I had to take out the brake switch to get adjust pedal height. I removed the plastic dash under the steering column (4 screws) the metal plate under the plastic (5 - 10 MM bolts) and the duct for the A/C. Much easier access.

Yes you can adjust without taking out the booster. If you don't have to adjust pedal height this will be much easier. Just loosen the 14 mm nut on the push rod and use a pair of pliers to adjust. Super simple.

OP,

Do you have an FJ or FZJ?

FZJ

Usually if you adjust the rod too far the master cylinder won't return completely. At first all seems good, but after a little bit the brakes will begin to drag.

Keep an eye on it.

I will, how long would you consider to be a little bit? Thank you for the info!
 
I just went through the same issue.

I was able to "measure" the hole in the master cylinder, on the truck, with a piece of wire. I cut the 18g wire with about 1mm visible. It helps if you have another pair of hands pull the MC away from the booster, not enough to bend the lines. Then I used the cut wire to measure the booster rod length. Be sure to measure from the mounting surface's plane. Have a helper lightly push on the brake pedal to get at the adjusting rod.

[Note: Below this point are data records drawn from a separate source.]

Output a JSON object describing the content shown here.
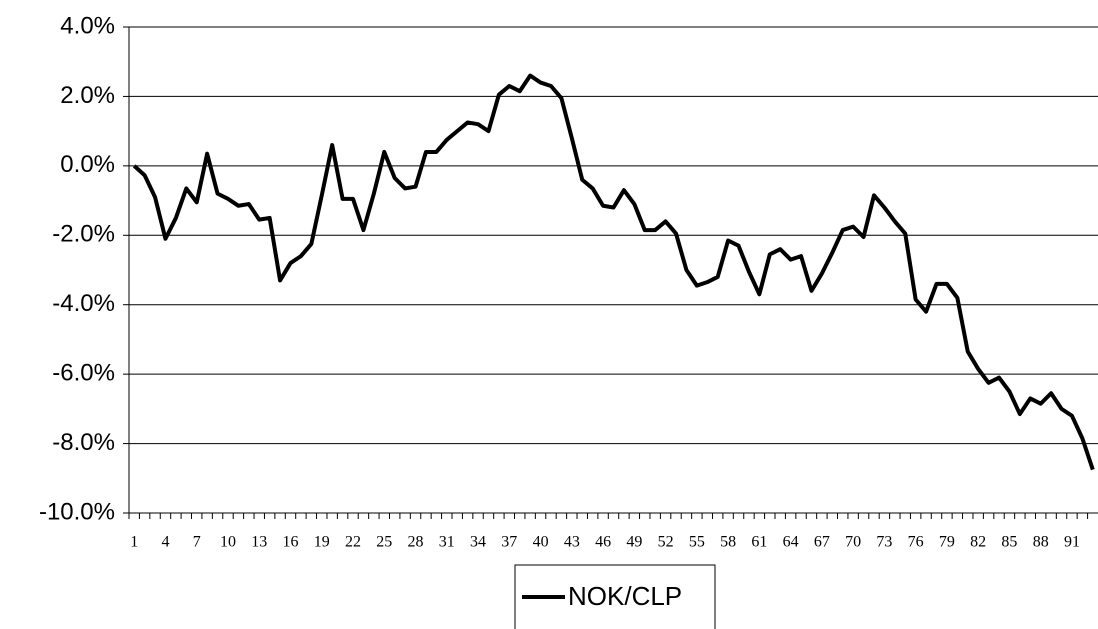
{
  "chart_data": {
    "type": "line",
    "categories": [
      "1",
      null,
      null,
      "4",
      null,
      null,
      "7",
      null,
      null,
      "10",
      null,
      null,
      "13",
      null,
      null,
      "16",
      null,
      null,
      "19",
      null,
      null,
      "22",
      null,
      null,
      "25",
      null,
      null,
      "28",
      null,
      null,
      "31",
      null,
      null,
      "34",
      null,
      null,
      "37",
      null,
      null,
      "40",
      null,
      null,
      "43",
      null,
      null,
      "46",
      null,
      null,
      "49",
      null,
      null,
      "52",
      null,
      null,
      "55",
      null,
      null,
      "58",
      null,
      null,
      "61",
      null,
      null,
      "64",
      null,
      null,
      "67",
      null,
      null,
      "70",
      null,
      null,
      "73",
      null,
      null,
      "76",
      null,
      null,
      "79",
      null,
      null,
      "82",
      null,
      null,
      "85",
      null,
      null,
      "88",
      null,
      null,
      "91",
      null,
      null
    ],
    "series": [
      {
        "name": "NOK/CLP",
        "color": "#000000",
        "values": [
          0.0,
          -0.27,
          -0.9,
          -2.1,
          -1.5,
          -0.65,
          -1.05,
          0.35,
          -0.8,
          -0.95,
          -1.15,
          -1.1,
          -1.55,
          -1.5,
          -3.3,
          -2.8,
          -2.6,
          -2.25,
          -0.85,
          0.6,
          -0.95,
          -0.95,
          -1.85,
          -0.8,
          0.4,
          -0.35,
          -0.65,
          -0.6,
          0.4,
          0.4,
          0.75,
          1.0,
          1.25,
          1.2,
          1.0,
          2.05,
          2.3,
          2.15,
          2.6,
          2.4,
          2.3,
          1.95,
          0.8,
          -0.4,
          -0.65,
          -1.15,
          -1.2,
          -0.7,
          -1.1,
          -1.85,
          -1.85,
          -1.6,
          -1.95,
          -3.0,
          -3.45,
          -3.35,
          -3.2,
          -2.15,
          -2.3,
          -3.05,
          -3.7,
          -2.55,
          -2.4,
          -2.7,
          -2.6,
          -3.6,
          -3.1,
          -2.5,
          -1.85,
          -1.75,
          -2.05,
          -0.85,
          -1.2,
          -1.6,
          -1.95,
          -3.85,
          -4.2,
          -3.4,
          -3.4,
          -3.8,
          -5.35,
          -5.85,
          -6.25,
          -6.1,
          -6.5,
          -7.15,
          -6.7,
          -6.85,
          -6.55,
          -7.0,
          -7.2,
          -7.85,
          -8.75
        ]
      }
    ],
    "ylim": [
      -10,
      4
    ],
    "yticks": [
      {
        "value": -10,
        "label": "-10.0%"
      },
      {
        "value": -8,
        "label": "-8.0%"
      },
      {
        "value": -6,
        "label": "-6.0%"
      },
      {
        "value": -4,
        "label": "-4.0%"
      },
      {
        "value": -2,
        "label": "-2.0%"
      },
      {
        "value": 0,
        "label": "0.0%"
      },
      {
        "value": 2,
        "label": "2.0%"
      },
      {
        "value": 4,
        "label": "4.0%"
      }
    ],
    "grid": true,
    "legend": "bottom"
  }
}
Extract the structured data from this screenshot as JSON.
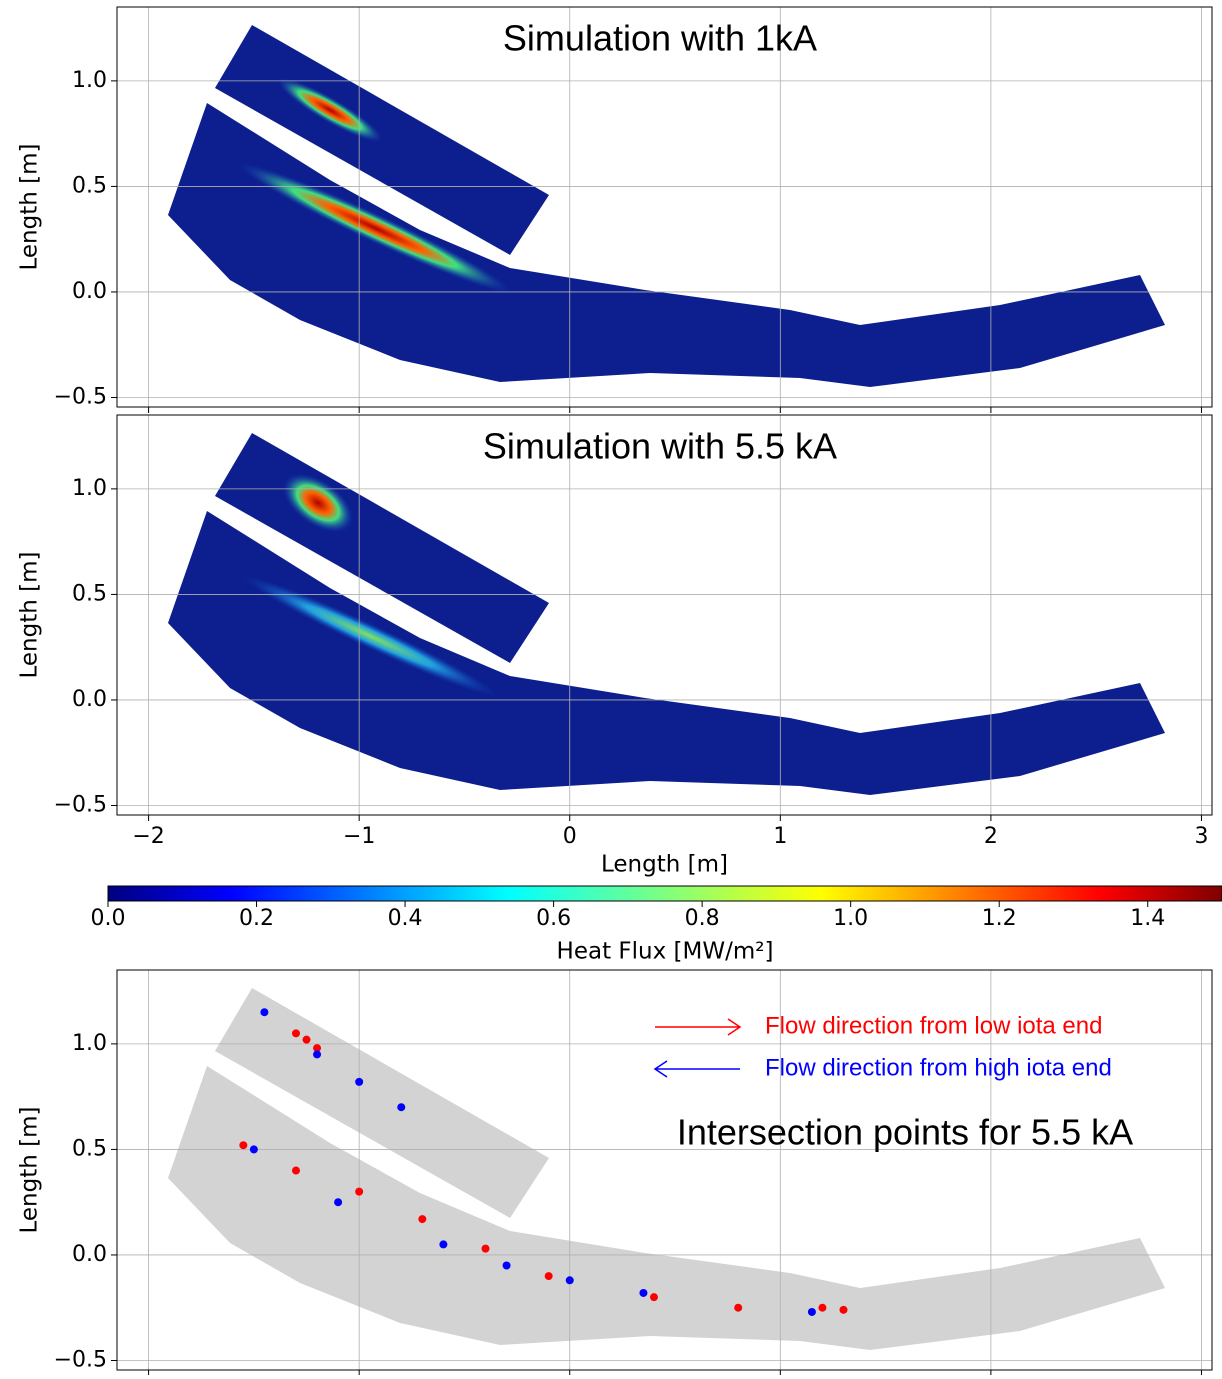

I have been measuring the temps of my brakes to see if they are dragging. Using an infrared thermometer over the last week or so. I would jump out when I stopped at a destination and measure the temps of the rotors and calipers. I did not take before data, so I really have nothing to compare it to. But after a 30 minute highway drive with a couple stop signs to get home. My front and rear brakes measured 20* or so above ambient.
 
Spongy brakes come from air in the hydraulic lines. Adjusting the pedal to booster linkage won't do anything about air in the system, but it will change the pedal height at which engagement begins. There is a spec for this adjustment and you want to be in spec.
 
Spongy brakes come from air in the hydraulic lines. Adjusting the pedal to booster linkage won't do anything about air in the system, but it will change the pedal height at which engagement begins. There is a spec for this adjustment and you want to be in spec.

Thanks Pin Head! I know it the air in the system should be the culprit to the spongy feel. I bleed the brakes and test drove them and had not only significant pedal travel but even once they started to engage felt soft. That certainly may have been a product of the travel distance and not stopping ability as the brakes did seem to function well once they seemed to engage.

To those of us who are untrained it certainly is quite possible that we are mistaking the travel distance with the spongy feel of air in the system. Before engagement of the brakes there still is slight resistance until you actually begin to apply pressure to the system. Does that seem like a plausible idea to you?